When I first started working on ChatCraft, Taras had already added a very important feature: being able to remove a message from the current chat. If the AI gets off on some tangent that I don't want, I can delete a response and try again. It doesn't even have to be the last message I delete.
This seemingly simple idea has some profound implications. By adding the ability to remove a message from anywhere in the current context, we establish the fact that only one party is involved: I am at once the author, editor, and reader. There is no one else in the chat.
This realization becomes a foundation for building other interesting things. Let me give you a simple example. ChatCraft takes advantage of GPT's ability to create Mermaid diagrams in Markdown, and lets us render visual graphics:
It can create some really complex diagrams, which makes understanding difficult relationships much easier. But it also makes silly mistakes:
In these examples, our inline renderer has blown up trying to render a diagrams with syntax errors (i.e., the numeric values shouldn't include
%, per the docs). For a while, I was embracing the typical notion of what a "chat" should be and pointing out the error. "My apologies, you're right..." would come the reply, and the error gets fixed.
But when I'm the only author in the chat, I should be able to manipulate and edit any response, be it mine or the AI's. Fixing those graphs would be as simple as adding an EDIT button I can click to fix anything in an AI's response, thus unlocking my follow-up messages:
Mixing Multiple AI Models
Another idea that becomes possible is swapping out the AI for one or more of the messages in the chat. This would be unthinkable in a real chat, or even when chatting to an AI using a commercial product (why would anyone let me bring their competitor's AI into this interaction?). But in an open source app, I should be able to move effortlessly between chatting with ChatGPT, GPT-4, Claude, Bard, etc. I owe no fielty to an API provider. I should be able to pull and mix responses from various AI backends, leveraging different AI models where appropriate for the current circumstance.
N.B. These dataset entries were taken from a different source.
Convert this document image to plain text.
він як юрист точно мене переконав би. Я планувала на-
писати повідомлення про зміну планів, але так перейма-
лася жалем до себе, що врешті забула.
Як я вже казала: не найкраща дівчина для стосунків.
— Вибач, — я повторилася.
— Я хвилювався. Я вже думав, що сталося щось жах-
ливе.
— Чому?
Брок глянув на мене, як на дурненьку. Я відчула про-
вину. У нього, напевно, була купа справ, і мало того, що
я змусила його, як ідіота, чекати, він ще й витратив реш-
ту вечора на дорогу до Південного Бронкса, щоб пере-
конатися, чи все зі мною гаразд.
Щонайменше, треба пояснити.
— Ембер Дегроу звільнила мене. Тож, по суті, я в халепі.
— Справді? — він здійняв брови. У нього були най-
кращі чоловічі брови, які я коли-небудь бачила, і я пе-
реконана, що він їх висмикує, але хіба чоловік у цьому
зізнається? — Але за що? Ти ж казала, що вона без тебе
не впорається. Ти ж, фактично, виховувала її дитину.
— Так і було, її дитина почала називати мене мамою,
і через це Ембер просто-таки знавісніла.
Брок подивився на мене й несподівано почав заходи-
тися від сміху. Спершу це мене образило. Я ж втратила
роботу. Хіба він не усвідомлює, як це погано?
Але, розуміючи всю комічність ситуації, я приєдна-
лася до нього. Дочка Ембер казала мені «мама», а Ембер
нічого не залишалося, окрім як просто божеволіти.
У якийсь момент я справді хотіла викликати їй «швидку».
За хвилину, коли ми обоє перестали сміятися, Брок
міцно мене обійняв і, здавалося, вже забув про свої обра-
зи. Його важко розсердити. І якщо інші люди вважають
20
Speaking of different models and context, I've also been thinking about context windows. While chatting with ChatGPT in ChatCraft, I often hit the 4K token limit (it's 8K with GPT-4). Rarely am I asking a question and getting an answer. More often than not, it's a slow evolution of an idea or piece of code. Up til now, that's meant I have to start manually pruning messages out of the chat to continue on. But I've realized that I could implement a sliding context window, which would allow me to chat indefinitely with a ~4K context window that includes the most recent messages.
Working with Data
Part of what takes me over the 4K/8K limit is including blocks of code. I usually write to ChatCraft the way I'd discuss something in GitHub: Markdown with lots of code blocks. I even find myself copy/pasting 3 or four whole files into a single message. It's made me realize that I need to be able to "upload" or "attach" files directly into the chat. I want to talk about a piece of code, so let me drag it into the chat and have it get included as part of the context. If I want to deal with it as piece of text, I can still copy/paste it into my message; but if all I want is for it to ride along with the rest of what I'm discussing, I should be able to add it easily.
The same is true for other kinds of data. ChatCraft can already render HTML, to build things like charts:
Maybe I want to draw a graph using a bunch of CSV data. What if I could drag or attach that data into the chat just like I mentioned above with code? "I need a line graph of this CSV data..."
I want to build a bunch of this, but thought I'd start by writing about it. Using ChatCraft to build ChatCraft has evolved my understanding of what I want in an AI, and it's fun to be able to prototype and explore your own ideas without having to wait on features (or even access!) from big AI providers.